A taut, moving and chilling thriller, Inborn examines the very nature of evil, and asks the questions: How well do we really know our families? How well do we know ourselves?.
It’s going to be so difficult to get my thoughts on Inborn across in an articulate way as I LOVED this book so much!
What is fascinating about Inborn is that fact that it is based on the author’s YA thriller, Killerinstinkt. If you are not into the YA genre, don’t let this put you off because whilst Inborn is the same story, it is told in a very different way appealing to crime readers and certainly not for young adults! I’m so pleased that Thomas Enger wanted to tell Even’s story again and that Orenda Books who enabled for his story to be shared with a different audience. For more background on the two books and the challenges Enger faced then make sure you read the acknowledgements after Inborn.
Inborn is not a book that eases its reader in gently, oh no!

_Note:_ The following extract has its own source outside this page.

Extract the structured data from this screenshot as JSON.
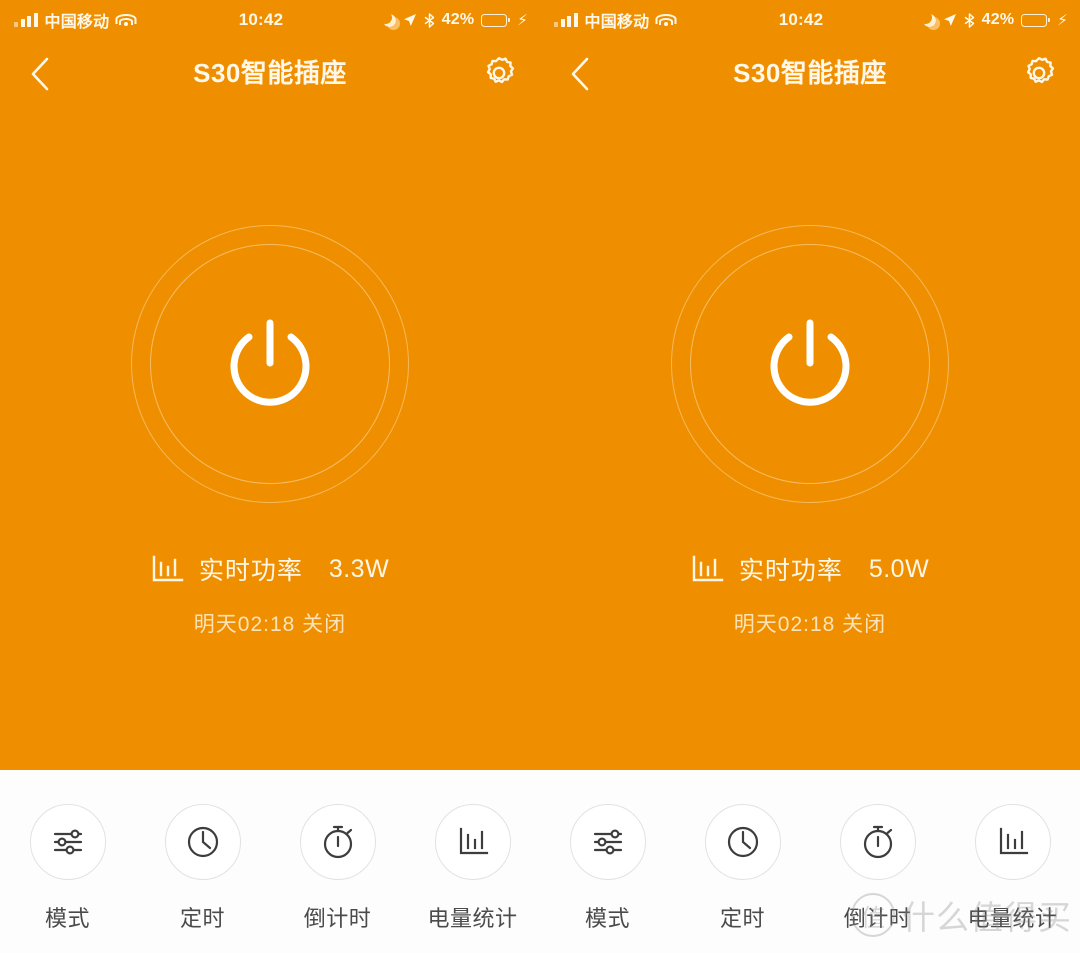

The prologue is to the point and kick starts the story with a murder, told from the perspective of the victim right up to his untimely death…. what’s not to love about that prologue!

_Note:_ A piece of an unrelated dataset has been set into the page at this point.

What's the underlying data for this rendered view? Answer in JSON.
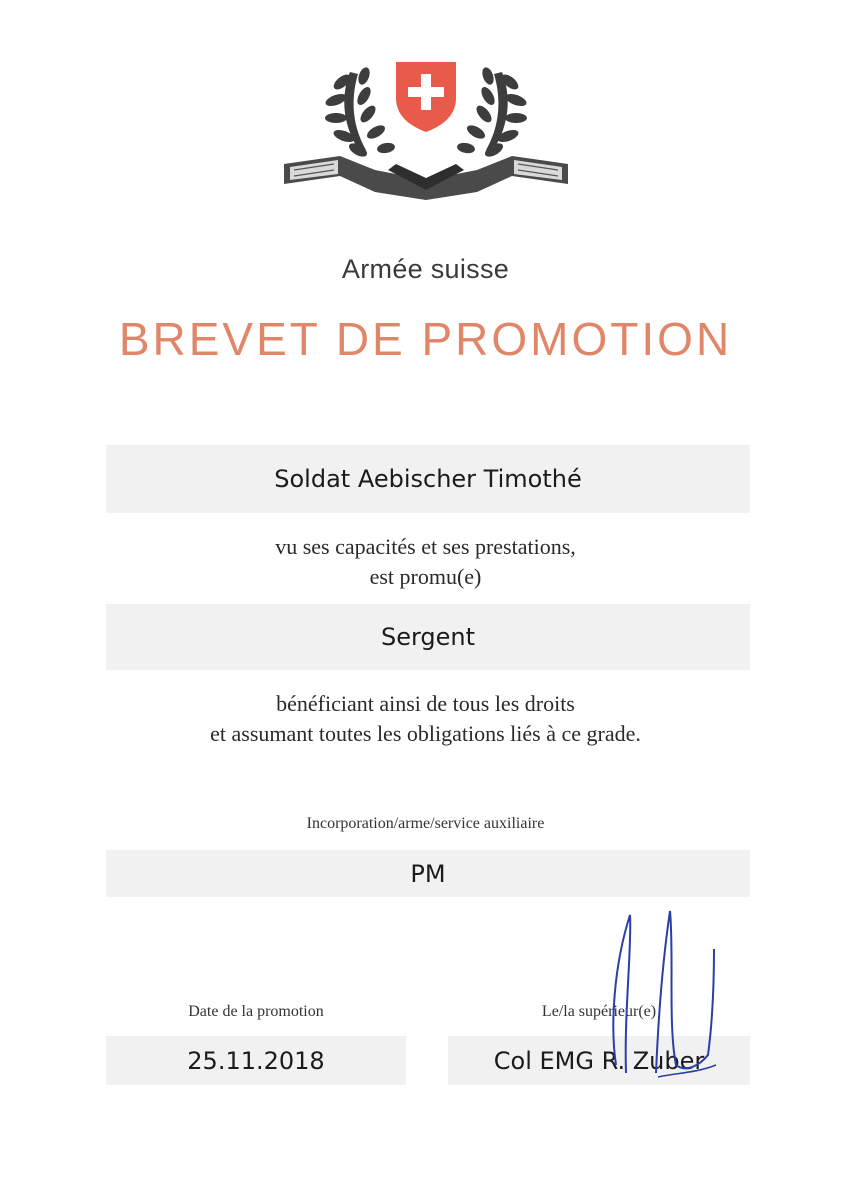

Inborn is then told in dual timelines (which I love!). There is the ‘now’ where Even is being questioned during a trial although it is not clear whether Even is in the dock himself, or if not, which side he is on. Also, there is the ‘then’ which picks up from the prologue from the two students, one of whom is Even’s ex-girlfriend, are found murdered in their high school. This send shockwaves throughout the close-knit village where assumptions are quickly made – no innocent until proven guilty to some members of the community. What I really liked about this book is the way in which the two timelines link into one another. It isn’t as simple two timelines, Enger seamlessly moves from the ‘now’ to the ‘then’ with the ‘now’ not truly concluding at the end of the chapter, instead leading into the ‘then’ almost like flashbacks. During the ‘now’ I felt part of the narrative, like I was sitting in the courtroom listening to the case unfolding – pure brilliance!
This book has short chapters (which I also love) and strong characters, who all seem a bit shifty to be honest and who throw into question the integrity of not only themselves but others around them so I ended up questioning everything that was going on and everyone involved! Most definitely the perfect combination for an additive read that I couldn’t read quick enough. The way in which Enger unpeels the various layers to this book is amazing, drawing the reader further and further in.
Inborn is simply a brilliantly multi-layered, intriguing and gripping book… a five-star read! Highly recommended.
Thomas Enger (b. 1973) is a former journalist. He made his debut with the crime novel Burned (Skinndød) in 2010, which became an international sensation before publication. Burned is the first in a series of 5 books about
the journalist Henning Juul, which delves into the depths of Oslo’s underbelly, skewering the corridors of dirty politics and nailing the fast-moving world of 24-hour news. Rights to the series have been sold to 26 countries to date. In 2013 Enger published his first book for young adults, a dark fantasy thriller called The Evil Legacy, for which he won the U-prize (best book Young Adult). Enger also composes music, and he lives in Oslo.